Solution structure of the N-terminal amphitropic domain of Escherichia coli glucose-specific enzyme IIA in membrane-mimetic micelles

The N-terminal domain of enzyme IIA^Glc of the Escherichia coli phosphoenolpyruvate: sugar phosphotransferase system confers amphitropism to the protein, allowing IIA^Glc to shuttle between the cytoplasm and the membrane. To further understand this amphitropic protein, we have elucidated, by NMR spectroscopy, the solution structure of a synthetic peptide corresponding to the N-terminal domain of IIA^Glc. In water, this peptide is predominantly disordered, consistent with previous data obtained in the absence of membranes. In detergent micelles of dihexanoylphosphatidylglycerol (DHPG) or sodium dodecylsulfate (SDS), however, residues Phe 3-Val 10 of the peptide adopt a helical conformation in the ensemble of structures calculated on the basis of NOE-derived distance restraints.
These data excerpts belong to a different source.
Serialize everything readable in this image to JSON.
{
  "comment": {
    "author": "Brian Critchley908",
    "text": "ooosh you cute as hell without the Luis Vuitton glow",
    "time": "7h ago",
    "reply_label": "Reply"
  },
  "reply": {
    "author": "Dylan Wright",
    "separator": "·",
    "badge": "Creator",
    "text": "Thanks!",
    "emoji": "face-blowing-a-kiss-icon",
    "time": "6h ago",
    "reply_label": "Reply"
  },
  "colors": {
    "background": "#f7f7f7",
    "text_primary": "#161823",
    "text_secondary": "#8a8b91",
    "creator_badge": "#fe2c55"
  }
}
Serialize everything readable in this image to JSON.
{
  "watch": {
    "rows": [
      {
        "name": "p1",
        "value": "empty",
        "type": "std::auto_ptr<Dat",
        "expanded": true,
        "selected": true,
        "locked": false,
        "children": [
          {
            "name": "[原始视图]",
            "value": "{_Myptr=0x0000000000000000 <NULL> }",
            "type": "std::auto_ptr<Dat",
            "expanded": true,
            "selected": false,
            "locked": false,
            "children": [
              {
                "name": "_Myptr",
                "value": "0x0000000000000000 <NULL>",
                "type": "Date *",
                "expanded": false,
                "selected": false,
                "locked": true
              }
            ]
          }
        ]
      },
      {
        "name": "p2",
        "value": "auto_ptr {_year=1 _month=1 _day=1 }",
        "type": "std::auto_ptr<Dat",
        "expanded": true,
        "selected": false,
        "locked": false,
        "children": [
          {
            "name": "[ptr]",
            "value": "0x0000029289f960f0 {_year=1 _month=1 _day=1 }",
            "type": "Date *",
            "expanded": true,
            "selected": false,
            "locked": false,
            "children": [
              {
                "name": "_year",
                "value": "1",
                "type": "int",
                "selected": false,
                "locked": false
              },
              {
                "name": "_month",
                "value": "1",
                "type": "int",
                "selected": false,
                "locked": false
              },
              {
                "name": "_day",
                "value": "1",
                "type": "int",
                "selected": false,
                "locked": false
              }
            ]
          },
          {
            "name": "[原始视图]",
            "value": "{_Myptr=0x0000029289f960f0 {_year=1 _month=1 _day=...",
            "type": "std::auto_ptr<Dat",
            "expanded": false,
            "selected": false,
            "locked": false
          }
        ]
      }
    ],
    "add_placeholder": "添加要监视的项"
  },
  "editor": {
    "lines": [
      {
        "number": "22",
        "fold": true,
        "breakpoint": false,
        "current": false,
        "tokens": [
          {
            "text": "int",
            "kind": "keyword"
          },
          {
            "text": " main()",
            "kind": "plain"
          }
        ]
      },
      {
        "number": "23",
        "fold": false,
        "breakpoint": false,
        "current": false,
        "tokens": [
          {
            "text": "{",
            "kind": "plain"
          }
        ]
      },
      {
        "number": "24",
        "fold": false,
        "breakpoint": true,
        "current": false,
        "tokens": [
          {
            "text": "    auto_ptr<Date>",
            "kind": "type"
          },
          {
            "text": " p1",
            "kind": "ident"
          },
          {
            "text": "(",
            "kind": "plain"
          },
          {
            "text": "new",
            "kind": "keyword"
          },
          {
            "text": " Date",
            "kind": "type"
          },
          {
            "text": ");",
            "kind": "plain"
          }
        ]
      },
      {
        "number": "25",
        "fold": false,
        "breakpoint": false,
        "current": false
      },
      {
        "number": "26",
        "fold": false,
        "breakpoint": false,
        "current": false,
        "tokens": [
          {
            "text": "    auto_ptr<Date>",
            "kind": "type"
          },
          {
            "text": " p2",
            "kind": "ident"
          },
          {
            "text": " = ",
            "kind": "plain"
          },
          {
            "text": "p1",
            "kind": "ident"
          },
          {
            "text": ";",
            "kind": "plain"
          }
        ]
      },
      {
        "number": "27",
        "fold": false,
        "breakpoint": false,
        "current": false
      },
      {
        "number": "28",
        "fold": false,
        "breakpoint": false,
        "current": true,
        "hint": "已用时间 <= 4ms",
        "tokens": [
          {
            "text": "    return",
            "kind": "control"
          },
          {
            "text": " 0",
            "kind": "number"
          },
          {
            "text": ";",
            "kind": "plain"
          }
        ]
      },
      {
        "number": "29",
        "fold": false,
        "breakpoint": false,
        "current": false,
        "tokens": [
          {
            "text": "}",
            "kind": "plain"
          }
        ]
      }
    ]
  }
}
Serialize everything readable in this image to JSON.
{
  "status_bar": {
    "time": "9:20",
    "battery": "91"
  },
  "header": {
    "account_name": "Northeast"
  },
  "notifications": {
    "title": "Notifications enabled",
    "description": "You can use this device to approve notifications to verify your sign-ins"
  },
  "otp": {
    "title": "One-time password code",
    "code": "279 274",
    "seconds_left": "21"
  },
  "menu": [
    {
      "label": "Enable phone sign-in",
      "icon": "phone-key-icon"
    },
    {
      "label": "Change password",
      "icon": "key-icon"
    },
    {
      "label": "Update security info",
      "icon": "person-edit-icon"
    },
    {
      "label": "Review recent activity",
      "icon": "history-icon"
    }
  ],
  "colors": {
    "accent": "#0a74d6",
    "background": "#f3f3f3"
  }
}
The root mean square deviations for superimposing the backbone atoms of the helical region are 0.18 Å in DHPG and 0.22 Å in SDS. The structure, chemical shifts, and spin-spin coupling constants all indicate that, of the four lysines in the N-terminal domain of IIA^Glc, only Lys 5 and Lys 7 in the amphipathic helical region interact with DHPG. In addition, the peptide-detergent interactions were investigated using intermolecular NOESY experiments. The aliphatic chains of anionic detergents DHPG, SDS, and 2,2-dimethyl-2-silapentane-5-sulfonate sodium salt (DSS) all showed intermolecular NOE cross-peaks to the peptide, providing direct evidence for the putative membrane anchor of IIA^Glc in binding to the membrane-mimicking micelles.